The man shook Ethan’s hand and then took a seat in a chair at Ethan’s bedside.

“You’re what kind of doctor?” Ethan asked.

“A psychiatrist. Ethan, I need you to answer a few questions for me, if that’s all right. You said some interesting things to Dr. Miter and his nurse when they first brought you in. Do you know what I’m referring to?”

“No.”

“You were talking about a dead body in one of the houses here in town. And that you hadn’t been able to get in touch with your family.”

“I don’t recall speaking with the nurse or doctor.”

“You were delirious at the time. Do you have a history of mental illness, Ethan?”

Ethan had been fully reclined in bed.

Now he struggled to sit up.

Threads of brightness slipped through the drawn blinds.

Day out there.

On some primal level, he felt glad for the fact.

“What kind of question is that?” Ethan asked.

“The kind I get paid to ask.
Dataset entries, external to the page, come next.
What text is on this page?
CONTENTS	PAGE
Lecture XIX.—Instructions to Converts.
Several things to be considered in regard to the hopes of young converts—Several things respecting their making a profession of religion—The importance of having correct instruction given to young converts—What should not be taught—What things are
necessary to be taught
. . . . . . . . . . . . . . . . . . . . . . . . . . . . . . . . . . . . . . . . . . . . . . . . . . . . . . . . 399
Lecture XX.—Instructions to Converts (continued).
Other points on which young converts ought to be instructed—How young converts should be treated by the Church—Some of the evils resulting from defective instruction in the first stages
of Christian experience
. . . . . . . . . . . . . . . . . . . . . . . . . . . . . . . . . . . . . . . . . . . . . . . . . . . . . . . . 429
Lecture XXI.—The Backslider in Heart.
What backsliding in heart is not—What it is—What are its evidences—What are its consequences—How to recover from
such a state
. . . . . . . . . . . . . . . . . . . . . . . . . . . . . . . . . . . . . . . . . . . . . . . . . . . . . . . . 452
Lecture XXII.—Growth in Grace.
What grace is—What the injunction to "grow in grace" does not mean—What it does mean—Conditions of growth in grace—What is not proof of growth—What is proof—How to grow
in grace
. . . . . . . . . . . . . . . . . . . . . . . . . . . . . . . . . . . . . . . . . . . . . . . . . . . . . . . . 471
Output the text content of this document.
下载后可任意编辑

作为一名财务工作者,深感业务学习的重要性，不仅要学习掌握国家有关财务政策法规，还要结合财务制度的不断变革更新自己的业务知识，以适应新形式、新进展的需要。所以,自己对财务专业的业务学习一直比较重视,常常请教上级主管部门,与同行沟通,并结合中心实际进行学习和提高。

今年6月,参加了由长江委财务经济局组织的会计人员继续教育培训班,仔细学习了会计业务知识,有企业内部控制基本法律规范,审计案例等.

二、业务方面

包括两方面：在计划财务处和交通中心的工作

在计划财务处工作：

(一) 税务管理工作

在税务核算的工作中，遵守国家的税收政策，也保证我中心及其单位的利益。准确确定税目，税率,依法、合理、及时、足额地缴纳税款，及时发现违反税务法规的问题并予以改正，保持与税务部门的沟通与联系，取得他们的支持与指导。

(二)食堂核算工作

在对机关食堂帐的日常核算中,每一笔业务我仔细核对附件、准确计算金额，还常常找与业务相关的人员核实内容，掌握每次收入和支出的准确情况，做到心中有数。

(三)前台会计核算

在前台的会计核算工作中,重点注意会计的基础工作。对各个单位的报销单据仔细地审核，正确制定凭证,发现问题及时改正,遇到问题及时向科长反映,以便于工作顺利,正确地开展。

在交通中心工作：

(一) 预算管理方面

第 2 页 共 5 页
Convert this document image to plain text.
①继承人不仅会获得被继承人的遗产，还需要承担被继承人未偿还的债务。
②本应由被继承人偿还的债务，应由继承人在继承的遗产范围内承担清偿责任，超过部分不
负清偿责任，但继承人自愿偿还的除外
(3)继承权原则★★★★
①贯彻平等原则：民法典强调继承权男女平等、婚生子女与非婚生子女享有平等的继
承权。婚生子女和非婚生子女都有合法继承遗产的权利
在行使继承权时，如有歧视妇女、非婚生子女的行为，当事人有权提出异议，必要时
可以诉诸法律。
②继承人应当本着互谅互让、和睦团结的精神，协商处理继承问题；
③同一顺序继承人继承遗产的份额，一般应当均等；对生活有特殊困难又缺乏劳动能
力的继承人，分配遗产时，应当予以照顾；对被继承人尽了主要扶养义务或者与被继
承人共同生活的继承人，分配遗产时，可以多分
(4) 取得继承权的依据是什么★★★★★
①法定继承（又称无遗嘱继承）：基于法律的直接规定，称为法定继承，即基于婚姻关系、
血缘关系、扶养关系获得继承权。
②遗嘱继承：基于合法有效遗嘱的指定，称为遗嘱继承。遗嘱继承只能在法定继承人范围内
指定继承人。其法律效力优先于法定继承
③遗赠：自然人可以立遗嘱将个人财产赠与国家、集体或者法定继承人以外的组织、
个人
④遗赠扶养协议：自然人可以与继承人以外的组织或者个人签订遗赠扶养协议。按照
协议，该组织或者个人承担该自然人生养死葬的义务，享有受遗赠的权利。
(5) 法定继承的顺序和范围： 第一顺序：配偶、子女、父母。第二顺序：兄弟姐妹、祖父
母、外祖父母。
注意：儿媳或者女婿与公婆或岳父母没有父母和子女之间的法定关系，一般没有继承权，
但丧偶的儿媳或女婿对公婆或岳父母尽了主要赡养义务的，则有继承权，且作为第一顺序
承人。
You showed up here last night with no wallet, no ID—”

“I was pulled out of a car accident several days ago, and either the sheriff or the EMTs didn’t do their fucking job, and now I’m stranded here without a phone, money, or ID. I didn’t lose my wallet.”

“Relax, Ethan, nobody’s saying you’ve done anything wrong. Again, I need you to answer my questions. Do you have a history of mental illness?”

“No.”

“Is there a history of mental illness in your family?”

“No.”

“Do you have a history of post-traumatic stress disorder?”

“No.”

“But you did serve in the second Gulf War.”

“How’d you know that?”

Jenkins motioned to his neck.

Ethan glanced down at his chest, saw his dog tag hanging from a ball chain. Strange. He always kept it in his bedside table drawer. Couldn’t remember the last time he’d worn it. Didn’t think he’d brought it along on this trip, and certainly didn’t remember packing it or making the decision to wear it.

He scanned over his name, rank, social security number, blood type, and religious preference (“NO RELIGIOUS PREF”) engraved in the stainless steel.